Providing an overview of recent advances and the cross-fertilization between law and computing technologies, this book will be of interest to all those working at the interface between technology and law.
For more than 30 years, the Dutch Foundation for Knowledge Based Systems JURIX (https://jurix.nl) has organised annual conferences on artificial intelligence & law. Starting as a mostly Dutch event, is has spread out to Europe, having taken place in many countries (inter alia in Malta, Austria, Belgium, France, Poland, and Czech Republic). This year, the already 34th International Conference on Legal Knowledge and Information Systems (JURIX 2021) takes place in Vilnius, Lithuania. From the point of geography, Lithuania is the heart of Europe; it is not yet but may become so also in the mind of people, reminding us about the richness diversity of the “old continent”. Considering participants and speakers, JURIX2021 is now truly a European conference on artificial intelligence & law, with strong outreach to the Americas and Australasia.

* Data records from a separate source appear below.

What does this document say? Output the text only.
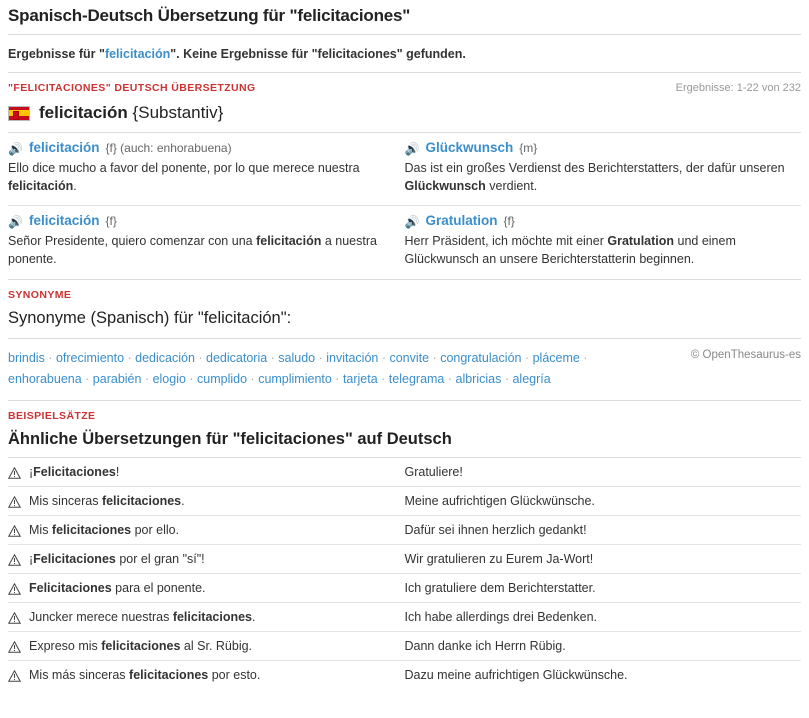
Spanisch-Deutsch Übersetzung für "felicitaciones"
Ergebnisse für "felicitación". Keine Ergebnisse für "felicitaciones" gefunden.
"FELICITACIONES" DEUTSCH ÜBERSETZUNG	Ergebnisse: 1-22 von 232
felicitación {Substantiv}
🔊 felicitación {f} (auch: enhorabuena)
Ello dice mucho a favor del ponente, por lo que merece nuestra felicitación.

🔊 Glückwunsch {m}
Das ist ein großes Verdienst des Berichterstatters, der dafür unseren Glückwunsch verdient.

🔊 felicitación {f}
Señor Presidente, quiero comenzar con una felicitación a nuestra ponente.

🔊 Gratulation {f}
Herr Präsident, ich möchte mit einer Gratulation und einem Glückwunsch an unsere Berichterstatterin beginnen.
SYNONYME
Synonyme (Spanisch) für "felicitación":
brindis · ofrecimiento · dedicación · dedicatoria · saludo · invitación · convite · congratulación · pláceme · enhorabuena · parabién · elogio · cumplido · cumplimiento · tarjeta · telegrama · albricias · alegría
© OpenThesaurus-es
BEISPIELSÄTZE
Ähnliche Übersetzungen für "felicitaciones" auf Deutsch
¡Felicitaciones!	Gratuliere!

Mis sinceras felicitaciones.	Meine aufrichtigen Glückwünsche.

Mis felicitaciones por ello.	Dafür sei ihnen herzlich gedankt!

¡Felicitaciones por el gran "sí"!	Wir gratulieren zu Eurem Ja-Wort!

Felicitaciones para el ponente.	Ich gratuliere dem Berichterstatter.

Juncker merece nuestras felicitaciones.	Ich habe allerdings drei Bedenken.

Expreso mis felicitaciones al Sr. Rübig.	Dann danke ich Herrn Rübig.

Mis más sinceras felicitaciones por esto.	Dazu meine aufrichtigen Glückwünsche.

This annual international conference has been open for all, in particular academics, legal practitioners, software companies, administrations, parliaments and the judiciary. It is now a place of virtuous exchange of knowledge between theoretical research and applications on artificial intelligence & law. Traditionally, this field has been concerned with legal knowledge representation and engineering, computational models of legal reasoning, and analyses of legal data. However, recent years have witnessed an increasing interest in the application of data analytics and machine learning tools to relevant tasks.
The 2021 edition of JURIX, which runs from December 8 to 10, is hosted by the Mykolas Romeris University in Vilnius. Due to the Covid-19 health crisis, the conference is organised in a virtual format. For this edition, we have received 65 submissions. 13 of these submissions were selected for publication as long papers (10 pages each), 17 as short papers (6–8 pages each) for a total of 30 presentations. We were inclusive in making our selection, but the competition was stiff and the submissions were put through a rigorous review process with a total acceptance rate (long and short papers) of 46%, and a competitive 20% acceptance rate for long papers.
The accepted papers cover a broad array of topics, from computational models of legal argumentation, case-based reasoning, legal ontologies, smart contracts, privacy management and evidential reasoning, through information extraction from different types of text in legal documents, to ethical dilemmas.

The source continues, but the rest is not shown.